The right to vote is a fundamental political right, preservative of all other rights. So said the Supreme Court more than 130 years ago.
Yet, for the last decade, the court has abandoned this foundational principle.
The harm it allowed through the 2013 Shelby County v. Holder decision was easily predicted.
For decades, the Voting Rights Act (VRA) of 1965 blocked discriminatory voting laws before they could take effect.
It served as a bulwark against the forces that had, throughout our history, sought to silence and suppress the voices of millions of voters of color—from Latino voters in California, to Native American voters in South Dakota, to Black voters throughout the South, including in my home state of Alabama.
The law worked.
A study by the Brennan Center for Justice showed that, during a 24-year period of its coverage, the VRA blocked more than 1,000 proposed discriminatory changes to voting laws across the country.
When the court agreed to hear arguments in Shelby County, the threat to the VRA was evident.

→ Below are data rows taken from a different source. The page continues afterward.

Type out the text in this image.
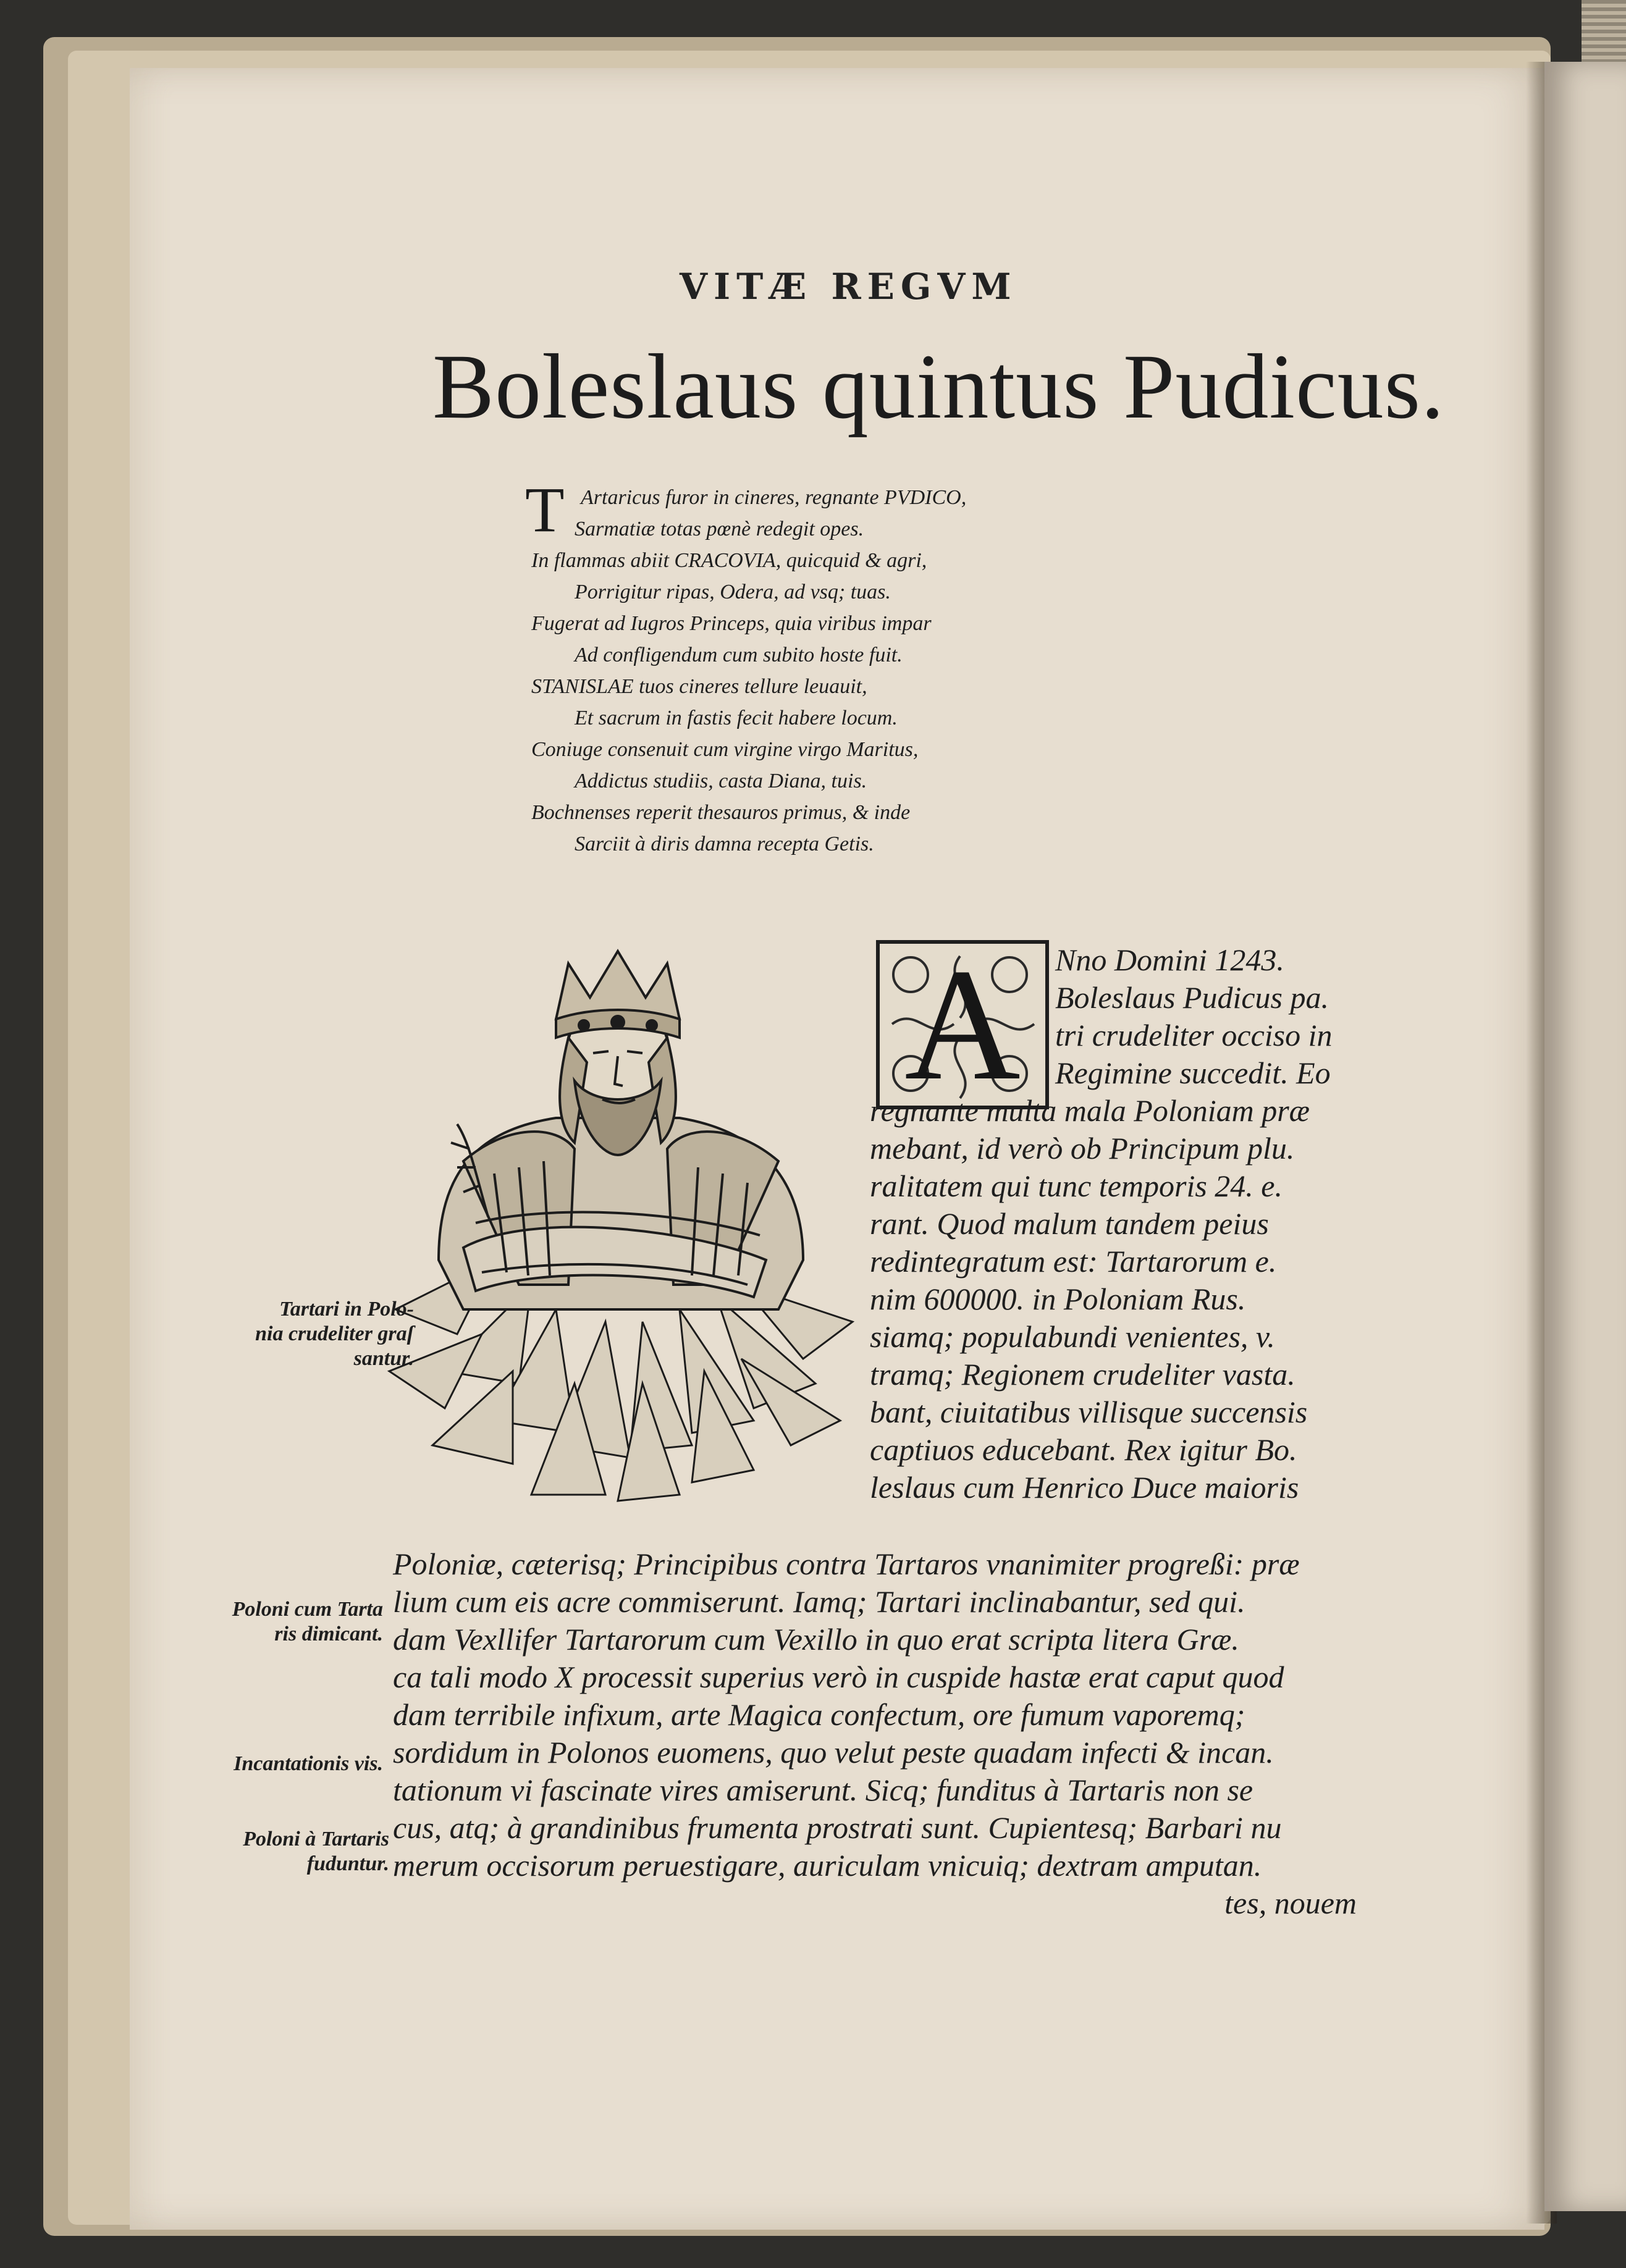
VITÆ REGVM
Boleslaus quintus Pudicus.
T Artaricus furor in cineres, regnante PVDICO,
Sarmatiæ totas pœnè redegit opes.
In flammas abiit CRACOVIA, quicquid & agri,
Porrigitur ripas, Odera, ad vsq; tuas.
Fugerat ad Iugros Princeps, quia viribus impar
Ad confligendum cum subito hoste fuit.
STANISLAE tuos cineres tellure leuauit,
Et sacrum in fastis fecit habere locum.
Coniuge consenuit cum virgine virgo Maritus,
Addictus studiis, casta Diana, tuis.
Bochnenses reperit thesauros primus, & inde
Sarciit à diris damna recepta Getis.
A	Nno Domini 1243.
Boleslaus Pudicus pa.
tri crudeliter occiso in
Regimine succedit. Eo
regnante multa mala Poloniam præ
mebant, id verò ob Principum plu.
ralitatem qui tunc temporis 24. e.
rant. Quod malum tandem peius
redintegratum est: Tartarorum e.
nim 600000. in Poloniam Rus.
siamq; populabundi venientes, v.
tramq; Regionem crudeliter vasta.
bant, ciuitatibus villisque succensis
captiuos educebant. Rex igitur Bo.
leslaus cum Henrico Duce maioris
Poloniæ, cæterisq; Principibus contra Tartaros vnanimiter progreßi: præ
lium cum eis acre commiserunt. Iamq; Tartari inclinabantur, sed qui.
dam Vexllifer Tartarorum cum Vexillo in quo erat scripta litera Græ.
ca tali modo X processit superius verò in cuspide hastæ erat caput quod
dam terribile infixum, arte Magica confectum, ore fumum vaporemq;
sordidum in Polonos euomens, quo velut peste quadam infecti & incan.
tationum vi fascinate vires amiserunt. Sicq; funditus à Tartaris non se
cus, atq; à grandinibus frumenta prostrati sunt. Cupientesq; Barbari nu
merum occisorum peruestigare, auriculam vnicuiq; dextram amputan.
tes, nouem
Tartari in Polo-
nia crudeliter graſ
santur.
Poloni cum Tarta
ris dimicant.
Incantationis vis.
Poloni à Tartaris
fuduntur.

Amicus briefs from Black elected officials in Alabama, veterans of the civil rights movement from Mississippi, constitutional scholars, the American Bar Association, and even Republicans members of the House of Representatives all warned the court of the dangers of weakening the VRA.
By a slim, 5-to-4 majority, the court disregarded these warnings.
In one of the most damaging decisions to our democracy in our nation’s history, the court gutted the Voting Rights Act. The Shelby County decision eliminated the VRA’s ability to prevent states and municipalities from enacting discriminatory voting laws.
Unsurprisingly, the flood gates opened. Immediately.
Within 24 hours of the ruling, Texas announced it would implement a restrictive voting law that would have been blocked by the VRA.
Within days, Alabama announced it would move to enforce a restrictive voter law it had previously refrained from submitting to VRA scrutiny.
In North Carolina, the state legislature enacted a law that a federal judge found to have targeted Black voters with “almost surgical precision.”
These states weren’t alone. Following the decision, a wave of restrictive voting bills, extreme gerrymandering, voter roll purges, and polling location closings—all targeting voters of colors—swept the country.
Within five years of the decision, jurisdictions previously subject to VRA review purged voters from their rolls at a significantly higher rate than other jurisdictions.
Within eight years, one state alone—Texas—closed at least 750 polling locationsthat were disproportionately in neighborhoods with high percentages of voters of color.
Through it all, pro-voter advocates and lawmakers have not stopped fighting to protect our right to vote.
Earlier this month, another Supreme Court decision has given us reason to hope.
In Allen v. Milligan, the Supreme Court deviated from its recent anti-voter decisions and affirmed that Alabama had racially gerrymandered its congressional map.
Black Alabamians, who had been denied the opportunity engage equally and meaningfully in congressional elections will now have fair districts and the ability to have their voices heard in Congress.
This decision imperils racially gerrymandered districts around the country.
The Milligan decision is energizing. But it is far from enough.
We cannot rely on this Supreme Court, or the courts generally, to consistently protect our freedom to vote. We must, together, act.
Congress must pass the Freedom to Vote Act and the John R. Lewis Voting Rights Advancement Act. Together, these bills restore the Voting Rights Act and establish national standards that ensure all eligible Americans have access to the ballot, regardless of which state they live in.
We must also engage in robust voter education and outreach efforts, empowering communities with knowledge and resources to help overcome anti-voting barriers.
As we mark the 10-year anniversary of the Shelby decision, I’m convening civil rights and voting rights leaders at the historic 16th Street Baptist Church in Birmingham.
We’ll strategize on a path forward to reverse the damage caused by Shelby and other anti-voter attacks.
Our goal is to envision a pro-voter future, celebrate recent victories, energize the grassroots, and galvanize support for our legislative efforts.
Generations of Americans fought for the right to vote, many in my district, overcoming barriers and violence to move us forward in this fight for democracy. The people of Alabama and this country have marched, bled, been jailed, some even died, for that right to vote.
As a daughter of Selma, representative of Alabama’s 7th Congressional District, and ranking member of the House Administration Committee Elections Subcommittee, I know deeply the commitment that exists in this country to protect the right to vote and expand access to the ballot.
Our elections are the foundation of our democracy. They give everyone an equal voice in the systems that govern our lives. Together, we can ensure the sacred right to vote exists for all Americans.
Rep. Terri Sewell represents Alabama’s 7th Congressional district and is the Ranking Member of the elections Subcommittee on the House Administration Committee. She is the author of the John R. Lewis Voting Rights Advancement Act.